Ritchie’s space station (poorly reproduced in the 1949 newspaper article), at first glance, looks both conventional and oddly familiar:
It’s ring shaped and set to rotate for artificial gravity… a common design for the 1950’s. And it’s familiar due to its resemblance to “Space Station V” from “2001: A Space Odyssey.”
But there’s an oddity to the design: it’s a ring with no hub. Typically ring-shaped space station have a central hub; here a spacecraft can dock by simply matching rotation. Docking with the rotating ring itself would be very difficult and would quickly blow through propellant. But this station design had no hub.
Ritchie came up with a solution that is, to say the least, unique: If you look close, there are actually two rings, an inner and an outer. As it turns out, the inner ring is stationary, the outer ring rotates. Any spacecraft that needs to dock can easily dock with the inner ring. How exactly people and cargo get from the inner ring to the outer was left unanswered in the abbreviated article.

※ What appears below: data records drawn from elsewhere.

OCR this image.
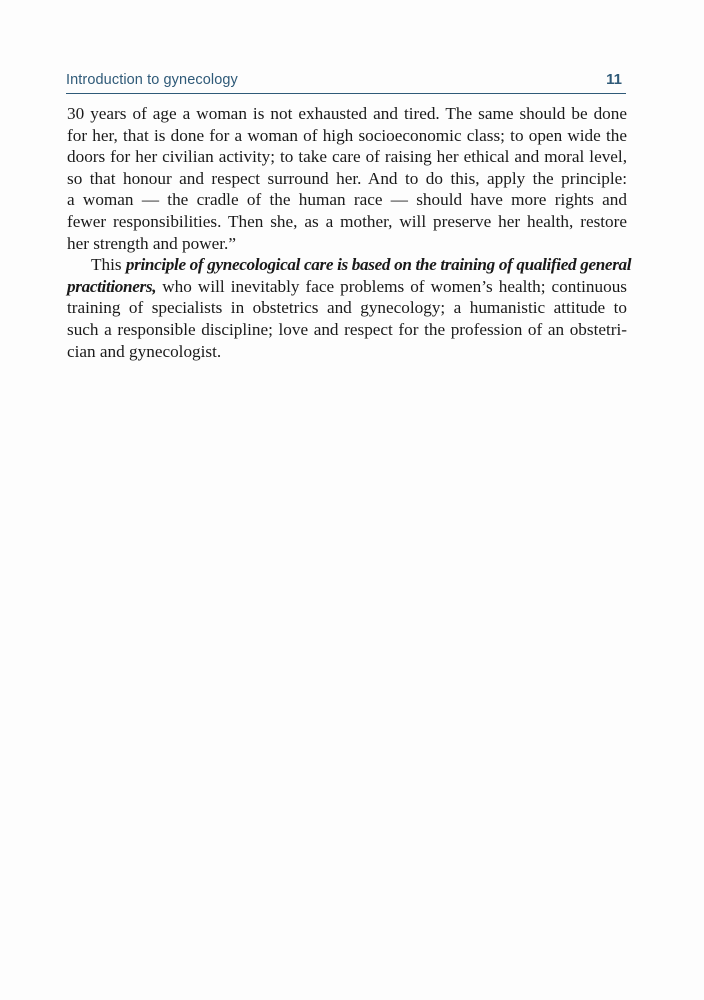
Introduction to gynecology	11
30 years of age a woman is not exhausted and tired. The same should be done
for her, that is done for a woman of high socioeconomic class; to open wide the
doors for her civilian activity; to take care of raising her ethical and moral level,
so that honour and respect surround her. And to do this, apply the principle:
a woman — the cradle of the human race — should have more rights and
fewer responsibilities. Then she, as a mother, will preserve her health, restore
her strength and power.”
This principle of gynecological care is based on the training of qualified general
practitioners, who will inevitably face problems of women’s health; continuous
training of specialists in obstetrics and gynecology; a humanistic attitude to
such a responsible discipline; love and respect for the profession of an obstetri-
cian and gynecologist.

There’s one other thing: the space station diameter was to be three MILES. Why? Again, unanswered. My guess would be “because we just kicked Hitler’s ass and are staring down Uncle Joe, that’s why!” I’ve tried to reconstruct the layout of the space station based on the poorly reproduced illustration; while I can’t vouch for it’s precision, I think it’s reasonably close. I have shown the lazily constructed cutaway with decks 10 feet apart… 62 decks. This thing would have been as thick as a very respectable skyscraper, but would have been about 1500 feet wide and, if stretched out, would have been more than nine miles long. The surface area of the decks would probably have exceeded the floorspace of Manhattan. Shown to scale are the Space Shuttle and the Saturn V. The original illustration shows a number of barely visible rocket ships docking with the station; each of them is easily larger than the entire Saturn V.
Does it make any rational sense? Not even a little bit. Would it under any circumstances have stood a chance in hell of being funded, or even studied in any depth? Less likely than me winning the Nobel Peace Prize. Is it All American Awesomeness? You bet!